Dr. Douglas Wahlsten, from the Department of Psychology, is part of a research team that use mice who share the same genetic make-up to study the relationship among an animal's genetics, environment, and behaviour.
In a recent study to determine which kinds of tests done in different laboratories--in Alberta and Oregon--give the same results--Wahlsten and the research team first taught the mice how to use a particular apparatus and then tested motor co-ordination under the influence of alcohol.
They found that the effects of alcohol produced the same results but where the mice differed was in the psychological part of the experiment, when the mice had to learn how to use the equipment.
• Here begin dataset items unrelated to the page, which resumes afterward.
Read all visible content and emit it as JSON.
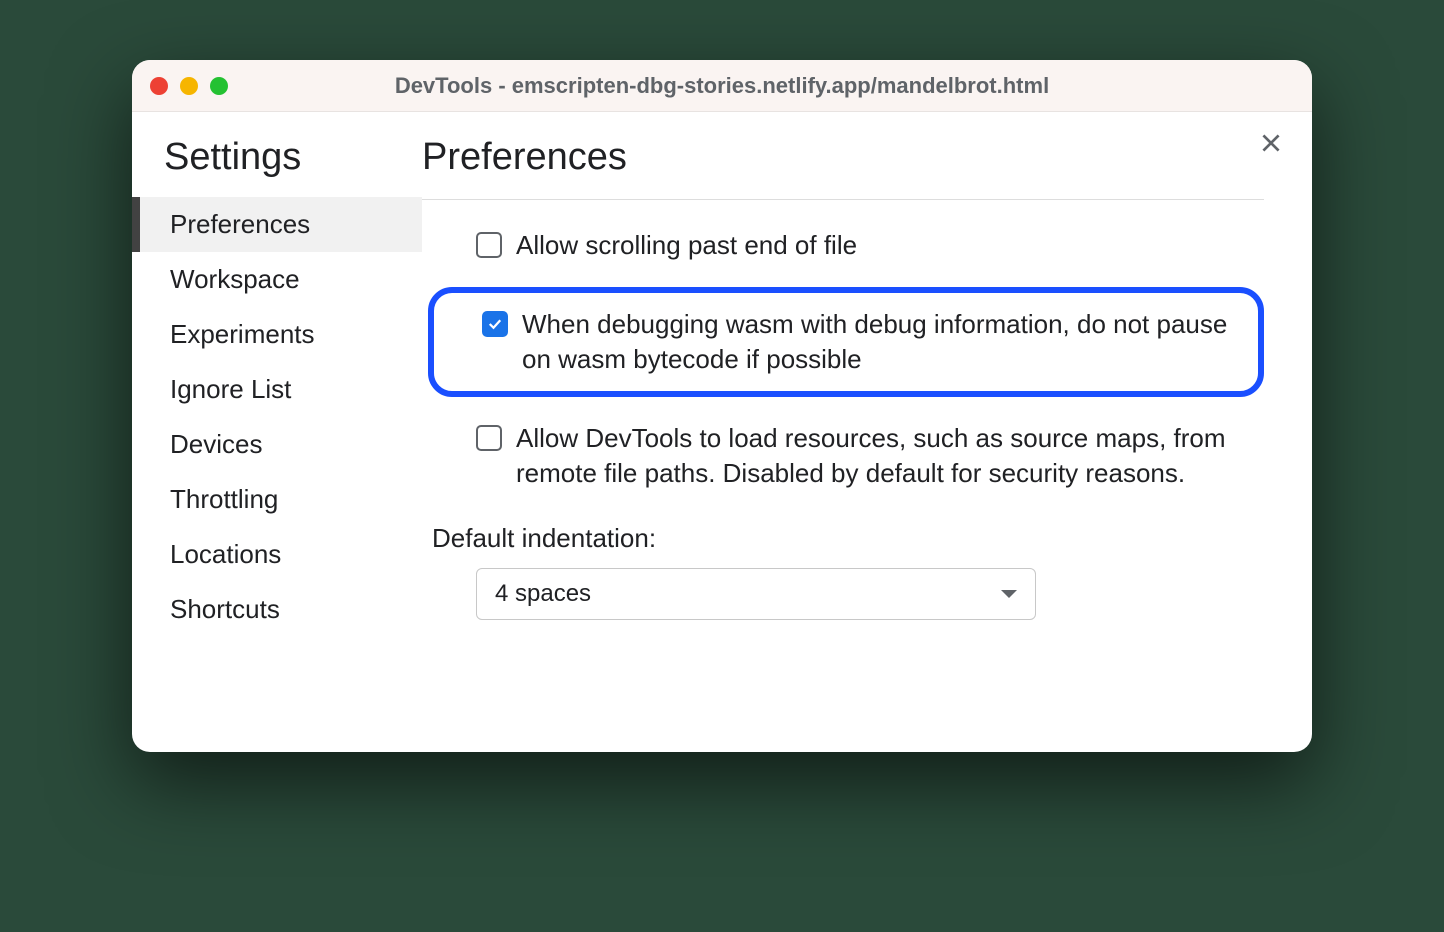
{
  "window": {
    "title": "DevTools - emscripten-dbg-stories.netlify.app/mandelbrot.html"
  },
  "sidebar": {
    "heading": "Settings",
    "items": [
      {
        "label": "Preferences",
        "active": true
      },
      {
        "label": "Workspace",
        "active": false
      },
      {
        "label": "Experiments",
        "active": false
      },
      {
        "label": "Ignore List",
        "active": false
      },
      {
        "label": "Devices",
        "active": false
      },
      {
        "label": "Throttling",
        "active": false
      },
      {
        "label": "Locations",
        "active": false
      },
      {
        "label": "Shortcuts",
        "active": false
      }
    ]
  },
  "main": {
    "heading": "Preferences",
    "preferences": [
      {
        "label": "Allow scrolling past end of file",
        "checked": false,
        "highlighted": false
      },
      {
        "label": "When debugging wasm with debug information, do not pause on wasm bytecode if possible",
        "checked": true,
        "highlighted": true
      },
      {
        "label": "Allow DevTools to load resources, such as source maps, from remote file paths. Disabled by default for security reasons.",
        "checked": false,
        "highlighted": false
      }
    ],
    "indentation": {
      "label": "Default indentation:",
      "value": "4 spaces"
    }
  }
}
The possible environmental differences that could cause these effects, said Wahlsten, range from the odour in the air, the business of the lab or how the experimenter conducts the test.
Wahlsten said if something as simple as an unpleasant smell can have a strong effect on a mouse's behaviour, the complex environment in which a person grows up must have an enormous effect on his or her apparent intelligence. What may appear to be seemingly small factors that don't seem to matter in behaviour obviously do, said Wahlsten. His research appears in the journal Proceedings of the National Academy of Sciences.